L'imagerie directe des exoplanètes
L'imagerie directe des exoplanètes est une technique qui permet de capturer des images de planètes en dehors de notre Système solaire. Contrairement aux méthodes indirectes, elle nécessite de bloquer la lumière éblouissante des étoiles parentes, souvent grâce à un coronographe. Cet instrument agit comme un éclipse artificielle, masquant la partie centrale de l'étoile pour révéler les objets faibles à proximité.
Pour améliorer la qualité des images, les astronomes utilisent également l'optique adaptative. Cette technologie corrige en temps réel les perturbations atmosphériques qui brouillent la vue, offrant des clichés plus nets. L'instrument Gemini Planet Imager, employé pour découvrir HD 143811 AB b, combine ces deux approches, permettant d'isoler des planètes.
Cette méthode est particulièrement utile pour étudier les planètes géantes et jeunes, qui émettent encore de la chaleur résiduelle. Elle permet de mesurer directement leur taille, leur luminosité et leur mouvement orbital. Cependant, elle reste difficile à mettre en œuvre en raison de la rareté des cibles et des limites technologiques actuelles.
Le développement d'instruments comme GPI 2.0 promet d'élargir ces capacités. En améliorant la sensibilité et la résolution, les scientifiques espèrent imager davantage d'exoplanètes, y compris dans des systèmes binaires aux interactions multiples, pour mieux comprendre la diversité des mondes extrasolaires.

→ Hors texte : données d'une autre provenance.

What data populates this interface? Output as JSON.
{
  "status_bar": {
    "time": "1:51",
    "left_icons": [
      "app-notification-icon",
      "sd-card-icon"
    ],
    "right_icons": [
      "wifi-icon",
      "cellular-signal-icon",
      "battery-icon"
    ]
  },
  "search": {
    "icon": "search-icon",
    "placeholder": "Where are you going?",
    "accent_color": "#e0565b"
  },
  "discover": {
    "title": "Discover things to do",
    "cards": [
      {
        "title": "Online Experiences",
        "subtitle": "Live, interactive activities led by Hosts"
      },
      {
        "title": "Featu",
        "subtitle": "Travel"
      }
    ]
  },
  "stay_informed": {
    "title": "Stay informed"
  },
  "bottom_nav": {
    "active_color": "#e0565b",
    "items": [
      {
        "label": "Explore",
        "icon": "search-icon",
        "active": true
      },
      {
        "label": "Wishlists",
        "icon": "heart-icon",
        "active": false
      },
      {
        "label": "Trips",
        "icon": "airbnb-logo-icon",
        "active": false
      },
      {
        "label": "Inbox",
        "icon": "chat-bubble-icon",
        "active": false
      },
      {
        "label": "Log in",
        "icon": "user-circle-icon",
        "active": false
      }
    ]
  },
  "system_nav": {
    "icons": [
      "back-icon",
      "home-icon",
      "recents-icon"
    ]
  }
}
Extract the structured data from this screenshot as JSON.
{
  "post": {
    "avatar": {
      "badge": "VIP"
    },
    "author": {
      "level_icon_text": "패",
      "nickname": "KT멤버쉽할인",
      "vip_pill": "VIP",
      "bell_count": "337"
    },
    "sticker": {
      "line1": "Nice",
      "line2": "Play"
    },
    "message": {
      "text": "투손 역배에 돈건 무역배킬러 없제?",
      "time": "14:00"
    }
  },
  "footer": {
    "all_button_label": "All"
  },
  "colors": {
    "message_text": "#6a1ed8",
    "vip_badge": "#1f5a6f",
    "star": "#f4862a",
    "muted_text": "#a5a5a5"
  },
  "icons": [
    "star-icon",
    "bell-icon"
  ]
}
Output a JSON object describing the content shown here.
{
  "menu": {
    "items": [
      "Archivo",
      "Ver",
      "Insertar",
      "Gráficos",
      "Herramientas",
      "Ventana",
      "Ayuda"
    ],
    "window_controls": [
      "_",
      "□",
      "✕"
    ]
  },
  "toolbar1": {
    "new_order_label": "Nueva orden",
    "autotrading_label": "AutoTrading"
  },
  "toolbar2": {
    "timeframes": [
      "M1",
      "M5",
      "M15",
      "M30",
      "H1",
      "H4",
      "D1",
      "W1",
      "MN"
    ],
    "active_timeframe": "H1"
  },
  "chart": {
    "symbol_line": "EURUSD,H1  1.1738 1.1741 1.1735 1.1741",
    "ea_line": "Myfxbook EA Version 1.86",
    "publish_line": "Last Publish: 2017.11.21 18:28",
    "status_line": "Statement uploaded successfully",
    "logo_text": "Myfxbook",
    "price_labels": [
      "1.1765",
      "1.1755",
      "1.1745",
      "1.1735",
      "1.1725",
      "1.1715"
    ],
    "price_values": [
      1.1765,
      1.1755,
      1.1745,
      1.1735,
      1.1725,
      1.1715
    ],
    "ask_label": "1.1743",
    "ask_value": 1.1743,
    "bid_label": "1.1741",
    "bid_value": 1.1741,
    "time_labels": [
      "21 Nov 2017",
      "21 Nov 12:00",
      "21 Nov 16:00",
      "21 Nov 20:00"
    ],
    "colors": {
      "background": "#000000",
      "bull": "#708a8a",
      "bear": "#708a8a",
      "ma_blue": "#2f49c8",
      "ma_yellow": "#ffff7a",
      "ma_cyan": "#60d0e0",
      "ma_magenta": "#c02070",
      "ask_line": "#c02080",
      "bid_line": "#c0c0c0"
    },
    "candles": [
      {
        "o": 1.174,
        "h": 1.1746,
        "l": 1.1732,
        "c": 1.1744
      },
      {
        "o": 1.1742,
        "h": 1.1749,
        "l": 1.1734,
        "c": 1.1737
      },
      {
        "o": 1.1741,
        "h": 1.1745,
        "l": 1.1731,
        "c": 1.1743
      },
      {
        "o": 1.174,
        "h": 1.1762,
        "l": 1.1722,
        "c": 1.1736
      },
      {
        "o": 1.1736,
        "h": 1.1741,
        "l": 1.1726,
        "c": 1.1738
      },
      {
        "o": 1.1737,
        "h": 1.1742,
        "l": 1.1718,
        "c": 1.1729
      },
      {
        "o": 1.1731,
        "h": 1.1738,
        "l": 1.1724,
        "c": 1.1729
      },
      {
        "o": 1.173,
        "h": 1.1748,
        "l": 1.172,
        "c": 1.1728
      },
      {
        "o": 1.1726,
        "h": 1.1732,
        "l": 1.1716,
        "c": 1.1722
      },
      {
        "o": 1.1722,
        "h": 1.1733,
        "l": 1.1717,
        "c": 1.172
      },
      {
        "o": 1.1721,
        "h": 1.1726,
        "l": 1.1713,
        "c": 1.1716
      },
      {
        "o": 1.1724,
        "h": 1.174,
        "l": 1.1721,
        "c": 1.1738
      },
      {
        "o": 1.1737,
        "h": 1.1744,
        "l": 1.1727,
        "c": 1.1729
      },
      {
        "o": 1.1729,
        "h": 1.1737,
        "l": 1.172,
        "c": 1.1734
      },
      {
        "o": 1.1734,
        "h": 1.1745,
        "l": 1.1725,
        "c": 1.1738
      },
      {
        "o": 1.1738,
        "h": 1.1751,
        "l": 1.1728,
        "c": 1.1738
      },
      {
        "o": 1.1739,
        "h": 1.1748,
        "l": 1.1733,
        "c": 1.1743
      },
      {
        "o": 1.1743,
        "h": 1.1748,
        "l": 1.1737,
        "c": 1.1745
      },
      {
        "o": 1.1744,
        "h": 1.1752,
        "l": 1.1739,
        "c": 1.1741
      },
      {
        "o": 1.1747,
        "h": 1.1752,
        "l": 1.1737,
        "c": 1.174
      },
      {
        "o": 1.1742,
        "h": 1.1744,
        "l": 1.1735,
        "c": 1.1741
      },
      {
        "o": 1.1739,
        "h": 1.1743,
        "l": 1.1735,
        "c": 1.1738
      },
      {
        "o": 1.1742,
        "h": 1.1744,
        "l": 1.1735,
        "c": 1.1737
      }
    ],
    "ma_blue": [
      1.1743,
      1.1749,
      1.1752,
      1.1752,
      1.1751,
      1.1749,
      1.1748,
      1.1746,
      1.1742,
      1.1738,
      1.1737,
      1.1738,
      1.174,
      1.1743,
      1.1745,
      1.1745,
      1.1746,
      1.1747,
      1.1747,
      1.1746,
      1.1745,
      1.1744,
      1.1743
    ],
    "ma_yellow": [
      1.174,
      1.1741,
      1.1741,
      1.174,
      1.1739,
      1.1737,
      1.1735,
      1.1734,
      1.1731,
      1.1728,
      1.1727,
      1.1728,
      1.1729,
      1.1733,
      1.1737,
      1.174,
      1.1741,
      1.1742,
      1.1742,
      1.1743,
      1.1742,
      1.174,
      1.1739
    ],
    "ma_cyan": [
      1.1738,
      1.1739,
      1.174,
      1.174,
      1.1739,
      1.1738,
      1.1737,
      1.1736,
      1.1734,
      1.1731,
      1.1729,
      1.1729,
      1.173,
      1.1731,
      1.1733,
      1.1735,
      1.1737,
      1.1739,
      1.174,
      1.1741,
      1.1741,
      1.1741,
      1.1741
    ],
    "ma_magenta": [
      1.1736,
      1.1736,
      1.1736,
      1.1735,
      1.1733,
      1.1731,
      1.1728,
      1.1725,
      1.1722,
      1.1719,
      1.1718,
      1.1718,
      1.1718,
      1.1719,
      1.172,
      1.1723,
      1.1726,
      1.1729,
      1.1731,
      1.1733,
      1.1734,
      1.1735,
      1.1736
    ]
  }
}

La formation planétaire dans les systèmes binaires
La formation des planètes dans les systèmes d'étoiles binaires présente des caractéristiques uniques. Dans ces configurations, deux étoiles orbitent l'une autour de l'autre, créant un environnement gravitationnel instable. Les disques de poussière et de gaz, à partir desquels les planètes se forment, peuvent être perturbés par les forces de marée, rendant l'accrétion plus difficile.
Les théories actuelles proposent que les planètes peuvent se former à une distance sûre des étoiles, où les interactions sont moins intenses. Mais elle peuvent ensuite se retrouver sur une autre orbite après un déplacement par des mécanismes comme la migration planétaire. La découverte de HD 143811 AB b, à la fois jeune et très proche de ses étoiles jumelles, remet en question ces modèles et invite à reconsidérer les processus en jeu.
Les observations de tels systèmes permettent d'étudier comment les orbites des planètes évoluent sous l'influence de deux corps massifs. Les données recueillies aident à tester des simulations numériques qui reproduisent la dynamique des systèmes binaires, en tenant compte de facteurs comme la séparation stellaire et l'âge des composants.
Comprendre ces formations éclaire également la fréquence des planètes habitables dans la galaxie. Les systèmes binaires étant courants, leurs propriétés influencent la probabilité de vie ailleurs, faisant de chaque découverte une pièce importante du puzzle cosmique.